The experiment, she told Reuters Health, worked in some cases only because the students were unaware of what the researchers were doing. They had been told only that they were taking part in a study of “food and personality.”

In reality, the research involved two experiments in planting false-beliefs, the results of which are published in the early online edition of the journal Proceedings of the National Academy of Sciences.

In each experiment, students filled out several questionnaires about food preferences and personality. When they returned to the lab a week later, they were told that their responses had been run through a special software program that had come to certain conclusions about them.

Some of the students were told, among other things, that as a young child, they had gotten sick after eating strawberry ice cream. Others were told a chocolate chip cookie was the offending food. A third group received no bad news about their history with the treats.

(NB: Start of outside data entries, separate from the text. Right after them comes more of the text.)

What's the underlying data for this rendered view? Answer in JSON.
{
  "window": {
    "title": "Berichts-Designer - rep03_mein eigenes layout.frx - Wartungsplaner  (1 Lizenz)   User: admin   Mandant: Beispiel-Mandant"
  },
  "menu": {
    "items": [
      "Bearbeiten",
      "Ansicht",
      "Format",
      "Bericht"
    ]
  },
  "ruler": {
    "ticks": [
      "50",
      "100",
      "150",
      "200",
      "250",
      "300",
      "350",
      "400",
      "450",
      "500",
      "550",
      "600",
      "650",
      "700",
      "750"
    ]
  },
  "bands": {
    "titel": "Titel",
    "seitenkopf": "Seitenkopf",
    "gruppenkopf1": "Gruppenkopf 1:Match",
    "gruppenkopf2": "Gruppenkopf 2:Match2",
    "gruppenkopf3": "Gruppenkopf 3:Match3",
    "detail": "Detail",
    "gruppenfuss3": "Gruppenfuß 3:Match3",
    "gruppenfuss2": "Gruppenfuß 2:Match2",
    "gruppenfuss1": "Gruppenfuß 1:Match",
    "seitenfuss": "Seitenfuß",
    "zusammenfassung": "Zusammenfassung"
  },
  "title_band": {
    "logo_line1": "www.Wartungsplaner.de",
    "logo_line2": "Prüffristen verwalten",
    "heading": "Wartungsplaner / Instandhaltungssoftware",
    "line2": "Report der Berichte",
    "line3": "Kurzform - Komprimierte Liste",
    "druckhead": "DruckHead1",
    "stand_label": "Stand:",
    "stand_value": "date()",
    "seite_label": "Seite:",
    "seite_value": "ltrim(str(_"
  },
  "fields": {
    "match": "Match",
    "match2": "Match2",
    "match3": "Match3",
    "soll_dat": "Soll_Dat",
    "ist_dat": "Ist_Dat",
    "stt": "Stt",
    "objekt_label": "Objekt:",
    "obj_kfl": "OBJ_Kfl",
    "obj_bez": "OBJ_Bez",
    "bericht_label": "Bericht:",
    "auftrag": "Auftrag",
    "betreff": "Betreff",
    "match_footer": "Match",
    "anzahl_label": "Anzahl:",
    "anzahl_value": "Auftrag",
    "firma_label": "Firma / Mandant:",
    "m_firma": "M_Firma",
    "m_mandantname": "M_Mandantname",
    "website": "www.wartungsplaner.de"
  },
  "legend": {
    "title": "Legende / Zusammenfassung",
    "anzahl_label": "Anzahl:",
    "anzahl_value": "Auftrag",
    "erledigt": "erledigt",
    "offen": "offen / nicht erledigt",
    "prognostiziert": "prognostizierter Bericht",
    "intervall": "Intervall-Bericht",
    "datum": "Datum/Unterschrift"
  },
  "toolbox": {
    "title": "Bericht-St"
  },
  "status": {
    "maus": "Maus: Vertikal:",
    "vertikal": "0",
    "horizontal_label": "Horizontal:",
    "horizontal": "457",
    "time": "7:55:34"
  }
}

Subsequent questionnaires showed that between 20 and 41 percent of students in both experiments fell for the strawberry ice cream tale. Their regard for the food also fell, with some indicating they would likely avoid it in the future.

The manipulation did not work, however, when it came to chocolate chip cookies. The researchers speculate that because people generally eat chocolate chip cookies far more often than they do strawberry ice cream, it may be hard to shake a person’s faith in the cookie.

It’s also unclear, Loftus pointed out, whether false beliefs truly change a person’s eating habits—and not just their reported inclinations—and whether any such effect would be lasting.

Still, it’s possible that eating habits could be altered through a strategically planted false belief, according to Loftus. The scenario that comes to mind, she said, would be one in which parents tell their teenager that he or she had a not-so-sweet experience with a sweet in early childhood.

“People do cringe at the idea of parents lying to their children,” Loftus acknowledged.

But, she and her colleagues note in the report, the lie could also have a positive spin—like reminding a child how much she enjoyed asparagus as a tot.